Habitat Dioramas in natural history museums are a unique example of art in the service of science. They are art installations intended to create an illusion of the physical world to evoke a wonder of and a communion with nature.
As an art form they have their origins with the theatrical cycloramas, panoramas and dioramas of the 19th century. Their appearance in natural history museums coincides with the great environmental calamities and species extinctions of that same period and were, at the American Museum of Natural History in New York City, the chosen medium to urge for laws and regulations to protect vanishing wildlife and threatened natural resources. They were powerful tools that proceeded the advent of sophisticated wildlife photography, motion pictures, television and computer technologies and can be considered an early form of virtual reality intended to nurture environmental awareness and concern.
When they depict actual locations, as many do at the American Museum of Natural History, they have great relevance to us today as they serve as a record of the environment at a specific site at a moment in time. Each site can be revisited today using the diorama and the scene depicted in it’s background painting to document the habitat change that has occurred over the years since the dioramas creation. In some cases the dioramas demonstrate great conservation success stories where regions depicted have become national parks or wildlife preserves. Some of these successes are the result of being displayed as a subject in these dioramas. Others serve as a record of a region before we, as a species destroyed it, whether that be by transforming the landscape through farming or development or by eliminating the species of wildlife that serves as the dioramas central focus. Both of these scenarios tell critically important stories from which we must learn for the future.
The artists who worked to create these exhibits immersed themselves in the science and details of the natural world depicted in each scene, so much so that they themselves became great naturalists and experts in their subject matter. They often fabricated a small-scale model of the finished diorama on location to provide direction for the artist team and define their goals during the expedition. The background paintings are based on plein air sketches done at each site as well as thorough photographic documentation. This data is then brought back to the museum and utilized in the creation of a larger life-sized curved background mural, which utilizes mathematical calculations and a transfer grid to assure an undistorted view of nature on the curved canvas. The mounted specimens are exact replicas of individual animals collected as scientific specimens at the location and carefully measured and documented with photographs, paintings, and plaster masks to provide reference for the final sculpture of each animal over which the hide of that specific specimen would be mounted. All of the three dimensional objects appearing in the foreground of the diorama, other that the animal specimens, must also be documented and collected. Soil, rocks, grasses, and references for the recreation of all plant-life and trees found in the scene must brought back to the museum for the recreation of the terrain and all the leaves and flowers required.
Each diorama depicts a scientifically accurate ecosystem at a moment during a specific year, month and time of day.
Considering this remarkable dedication on the part of museum artists to be faithful and true to nature in their work , it is no surprise that Brian’s character Ben is “Wonderstruck” at an early age by his encounter with the wolf diorama when he first sees it at museum and that memory and wonder stays with him and aids him in discovering who his father was and his dedication to recreating nature for the wonder and appreciation of others.
Naturalist and artist Stephen C. Quinn joined the staff of the American Museum of Natural History in 1974. His first assignment was as a foreground artist for the Wood Stork diorama in the Hall of North American Birds.
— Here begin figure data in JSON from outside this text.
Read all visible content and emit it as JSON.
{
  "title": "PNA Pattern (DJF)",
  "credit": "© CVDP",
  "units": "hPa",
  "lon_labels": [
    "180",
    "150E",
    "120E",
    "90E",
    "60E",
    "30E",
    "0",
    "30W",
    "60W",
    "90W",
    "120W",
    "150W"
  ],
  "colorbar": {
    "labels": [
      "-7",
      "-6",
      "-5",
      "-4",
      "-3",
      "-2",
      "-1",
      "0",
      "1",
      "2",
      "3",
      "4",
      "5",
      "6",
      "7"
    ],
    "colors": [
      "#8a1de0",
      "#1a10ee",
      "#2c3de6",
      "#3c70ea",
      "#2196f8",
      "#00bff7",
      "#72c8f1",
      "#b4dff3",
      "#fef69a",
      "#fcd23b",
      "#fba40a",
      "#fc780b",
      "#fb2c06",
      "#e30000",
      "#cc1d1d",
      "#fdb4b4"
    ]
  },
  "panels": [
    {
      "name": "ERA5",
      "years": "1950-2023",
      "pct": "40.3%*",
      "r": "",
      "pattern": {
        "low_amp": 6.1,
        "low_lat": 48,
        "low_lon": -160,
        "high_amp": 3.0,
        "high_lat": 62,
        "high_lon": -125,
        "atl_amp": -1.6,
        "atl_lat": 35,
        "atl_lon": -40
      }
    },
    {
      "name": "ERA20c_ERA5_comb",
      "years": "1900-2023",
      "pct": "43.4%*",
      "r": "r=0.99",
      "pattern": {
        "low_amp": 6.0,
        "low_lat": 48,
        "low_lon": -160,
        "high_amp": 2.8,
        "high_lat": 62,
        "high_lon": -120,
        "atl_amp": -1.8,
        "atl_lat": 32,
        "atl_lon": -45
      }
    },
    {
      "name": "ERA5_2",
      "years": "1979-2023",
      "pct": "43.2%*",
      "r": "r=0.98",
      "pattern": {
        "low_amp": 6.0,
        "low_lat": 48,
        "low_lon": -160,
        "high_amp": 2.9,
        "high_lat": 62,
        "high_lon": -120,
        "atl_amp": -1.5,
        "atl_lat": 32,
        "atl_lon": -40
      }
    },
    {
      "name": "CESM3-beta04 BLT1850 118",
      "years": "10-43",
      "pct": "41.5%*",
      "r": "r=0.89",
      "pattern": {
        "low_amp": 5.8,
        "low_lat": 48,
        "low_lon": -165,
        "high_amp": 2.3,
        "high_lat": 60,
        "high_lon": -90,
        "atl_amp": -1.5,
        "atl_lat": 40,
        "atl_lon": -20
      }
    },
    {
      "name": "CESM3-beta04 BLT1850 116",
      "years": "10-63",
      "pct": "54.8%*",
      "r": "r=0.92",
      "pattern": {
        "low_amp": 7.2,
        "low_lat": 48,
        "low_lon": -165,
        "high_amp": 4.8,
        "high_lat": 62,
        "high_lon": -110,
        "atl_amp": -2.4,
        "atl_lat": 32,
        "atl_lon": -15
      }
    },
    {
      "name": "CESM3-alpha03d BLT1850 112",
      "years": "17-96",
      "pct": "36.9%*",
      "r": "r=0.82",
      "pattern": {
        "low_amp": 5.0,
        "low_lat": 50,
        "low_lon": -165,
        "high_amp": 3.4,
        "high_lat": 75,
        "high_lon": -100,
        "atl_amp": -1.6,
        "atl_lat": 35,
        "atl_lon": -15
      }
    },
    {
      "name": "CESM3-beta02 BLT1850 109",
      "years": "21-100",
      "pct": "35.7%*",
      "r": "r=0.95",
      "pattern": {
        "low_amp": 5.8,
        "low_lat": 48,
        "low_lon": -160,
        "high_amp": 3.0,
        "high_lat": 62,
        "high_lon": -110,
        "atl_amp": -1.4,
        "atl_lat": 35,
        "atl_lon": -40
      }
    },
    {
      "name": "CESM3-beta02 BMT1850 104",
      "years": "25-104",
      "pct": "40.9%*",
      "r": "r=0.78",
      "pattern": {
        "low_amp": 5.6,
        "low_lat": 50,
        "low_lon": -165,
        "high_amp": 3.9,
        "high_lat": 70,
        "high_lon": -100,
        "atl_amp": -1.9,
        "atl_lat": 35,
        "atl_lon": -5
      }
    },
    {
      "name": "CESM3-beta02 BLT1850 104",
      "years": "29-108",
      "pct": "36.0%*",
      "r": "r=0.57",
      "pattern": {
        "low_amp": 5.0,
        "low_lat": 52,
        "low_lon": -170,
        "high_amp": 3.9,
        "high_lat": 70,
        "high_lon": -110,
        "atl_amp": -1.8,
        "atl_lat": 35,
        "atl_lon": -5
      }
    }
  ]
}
In his current capacity as Senior Project Manager for Exhibitions at the museum, he oversees all aspects of new diorama creation—including field expeditions, exhibit fabrication, and installation—as well as diorama conservation and restoration. Mr. Quinn provided the illustrations for the 1994 book What Color is That Dinosaur? by Lowell Dingus, and was co-author of Inside the Dzanga-Sangha Rain Forest (1998) and author of Windows on Nature: The Great Habitat Dioramas of the American Museum of Natural History (2006).